Prosegue il calo delle interruzioni volontarie di gravidanza nel nostro Paese. Nel 2017 si sono registrati 80.733 interventi, con un calo del 4,9% rispetto al 2016 (e addirittura del 65.6% rispetto al 1982, anno in cui si e’ osservato il piu’ alto numero di IVG in Italia pari a 234.801 casi).

E’ quanto si legge nella Relazione del ministro della Salute sull’attuazione della Legge 194/78 sull’aborto, inviata oggi al Parlamento.
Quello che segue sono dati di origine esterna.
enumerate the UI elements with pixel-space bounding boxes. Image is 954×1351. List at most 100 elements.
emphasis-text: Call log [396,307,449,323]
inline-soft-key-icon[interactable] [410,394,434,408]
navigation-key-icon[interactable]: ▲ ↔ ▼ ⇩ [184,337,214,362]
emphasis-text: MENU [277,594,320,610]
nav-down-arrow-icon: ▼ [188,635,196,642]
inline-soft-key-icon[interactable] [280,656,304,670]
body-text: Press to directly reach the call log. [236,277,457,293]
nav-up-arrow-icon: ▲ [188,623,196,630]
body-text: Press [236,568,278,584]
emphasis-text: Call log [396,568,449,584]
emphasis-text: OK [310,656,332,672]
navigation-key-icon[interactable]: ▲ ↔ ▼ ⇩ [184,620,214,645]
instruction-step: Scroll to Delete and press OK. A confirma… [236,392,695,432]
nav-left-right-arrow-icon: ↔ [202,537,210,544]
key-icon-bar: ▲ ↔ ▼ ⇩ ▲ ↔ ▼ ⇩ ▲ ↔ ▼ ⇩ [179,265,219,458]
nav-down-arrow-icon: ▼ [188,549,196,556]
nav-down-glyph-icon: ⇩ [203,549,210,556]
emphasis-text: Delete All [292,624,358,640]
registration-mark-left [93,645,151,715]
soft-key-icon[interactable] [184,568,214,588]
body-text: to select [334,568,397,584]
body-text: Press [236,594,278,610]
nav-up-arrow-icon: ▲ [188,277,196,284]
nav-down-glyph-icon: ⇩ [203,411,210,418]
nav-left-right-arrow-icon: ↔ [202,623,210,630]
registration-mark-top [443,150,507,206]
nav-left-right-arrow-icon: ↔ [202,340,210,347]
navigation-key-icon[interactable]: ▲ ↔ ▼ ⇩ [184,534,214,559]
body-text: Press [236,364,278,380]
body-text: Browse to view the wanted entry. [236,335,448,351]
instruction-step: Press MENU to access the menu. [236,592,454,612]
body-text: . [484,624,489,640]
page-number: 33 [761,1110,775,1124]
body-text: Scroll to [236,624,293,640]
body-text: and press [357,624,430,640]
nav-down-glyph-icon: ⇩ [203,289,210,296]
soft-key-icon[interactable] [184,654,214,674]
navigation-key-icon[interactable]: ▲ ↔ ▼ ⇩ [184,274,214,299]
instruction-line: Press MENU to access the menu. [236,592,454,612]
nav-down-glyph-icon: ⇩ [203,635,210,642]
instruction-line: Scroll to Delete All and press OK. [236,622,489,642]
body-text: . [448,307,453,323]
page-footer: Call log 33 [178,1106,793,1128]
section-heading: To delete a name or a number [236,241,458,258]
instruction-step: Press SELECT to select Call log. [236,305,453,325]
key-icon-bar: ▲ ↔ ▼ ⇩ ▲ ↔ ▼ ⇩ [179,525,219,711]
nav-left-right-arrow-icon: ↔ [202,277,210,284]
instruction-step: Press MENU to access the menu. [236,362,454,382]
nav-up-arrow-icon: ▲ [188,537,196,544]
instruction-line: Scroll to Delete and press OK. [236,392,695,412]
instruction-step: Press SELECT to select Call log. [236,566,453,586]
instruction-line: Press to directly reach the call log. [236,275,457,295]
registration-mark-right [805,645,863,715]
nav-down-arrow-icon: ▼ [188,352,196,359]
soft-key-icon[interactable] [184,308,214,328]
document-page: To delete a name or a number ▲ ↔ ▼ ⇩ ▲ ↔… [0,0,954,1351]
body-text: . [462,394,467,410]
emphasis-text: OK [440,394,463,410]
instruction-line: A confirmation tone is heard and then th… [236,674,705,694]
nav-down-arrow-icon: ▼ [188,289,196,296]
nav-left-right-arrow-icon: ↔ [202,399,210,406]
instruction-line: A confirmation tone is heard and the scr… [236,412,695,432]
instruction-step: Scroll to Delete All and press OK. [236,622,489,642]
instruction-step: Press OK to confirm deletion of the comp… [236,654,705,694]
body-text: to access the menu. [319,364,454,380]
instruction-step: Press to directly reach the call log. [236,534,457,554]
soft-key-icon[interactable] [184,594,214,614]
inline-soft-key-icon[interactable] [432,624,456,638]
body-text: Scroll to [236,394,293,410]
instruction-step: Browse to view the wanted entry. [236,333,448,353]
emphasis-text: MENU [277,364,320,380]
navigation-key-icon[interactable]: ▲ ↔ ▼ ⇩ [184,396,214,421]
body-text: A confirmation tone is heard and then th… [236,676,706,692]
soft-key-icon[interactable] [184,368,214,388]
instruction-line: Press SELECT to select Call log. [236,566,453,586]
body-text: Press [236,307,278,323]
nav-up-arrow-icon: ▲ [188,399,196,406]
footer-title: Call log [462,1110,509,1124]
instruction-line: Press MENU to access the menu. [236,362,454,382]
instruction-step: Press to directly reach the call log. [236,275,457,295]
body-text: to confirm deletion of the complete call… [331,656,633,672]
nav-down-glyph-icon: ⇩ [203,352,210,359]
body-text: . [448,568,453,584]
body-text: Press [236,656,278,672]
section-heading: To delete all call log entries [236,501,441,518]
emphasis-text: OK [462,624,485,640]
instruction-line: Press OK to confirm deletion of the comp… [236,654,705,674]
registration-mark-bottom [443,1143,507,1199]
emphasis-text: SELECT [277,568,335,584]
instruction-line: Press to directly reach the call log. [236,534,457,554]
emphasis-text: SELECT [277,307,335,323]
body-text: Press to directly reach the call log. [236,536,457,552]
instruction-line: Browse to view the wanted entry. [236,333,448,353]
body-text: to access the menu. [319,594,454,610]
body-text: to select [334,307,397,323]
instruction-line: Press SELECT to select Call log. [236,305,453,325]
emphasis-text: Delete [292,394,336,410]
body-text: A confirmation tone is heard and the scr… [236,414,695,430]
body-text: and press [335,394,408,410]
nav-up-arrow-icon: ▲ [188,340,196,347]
Diminuzioni percentuali particolarmente elevate si osservano in Liguria, Umbria, Abruzzo e PA di Bolzano, mentre la PA di Trento e’ l’unica con un lieve aumento di interventi.

Tutti gli indicatori confermano il trend in diminuzione: il tasso di abortivita’ (N. IVG rispetto a 1000 donne di 15-49 anni residenti in Italia), che rappresenta l’indicatore piu’ accurato per una corretta valutazione della tendenza del ricorso all’IVG, e’ risultato pari a 6.2 per 1000 nel 2017, con un decremento del 3.3% rispetto al 2016 e con una riduzione del 63.6% rispetto al 1982. Il dato italiano rimane tra i valori piu’ bassi a livello internazionale. 

E’ in diminuzione anche il loro tasso di abortivita’ (15.5 per 1000 nel 2016 rispetto a 15.7 per 1000 nel 2015 e 17.2 per 1000 nel 2014), permanendo comunque una popolazione a maggior rischio di abortire rispetto alle italiane: per tutte le classi di eta’ le straniere hanno tassi di abortivita’ piu’ elevati delle italiane di 2-3 volte.

Tra le minorenni, il tasso di abortivita’ per il 2017 e’ risultato essere pari a 2.7 per 1000, valore inferiore a quello del 2016, confermando un trend in diminuzione a partire dal 2004 (3.7 nel 2014, 4.4 nel 2012), con livelli piu’ elevati nell’Italia centrale; i 2.288 interventi effettuati da minorenni sono pari al 2.8% di tutte le IVG (erano il 3.0 % nel 2016). Come negli anni precedenti, si conferma il minore ricorso all’aborto tra le giovani in Italia rispetto a quanto registrato negli altri Paesi dell’Europa Occidentale.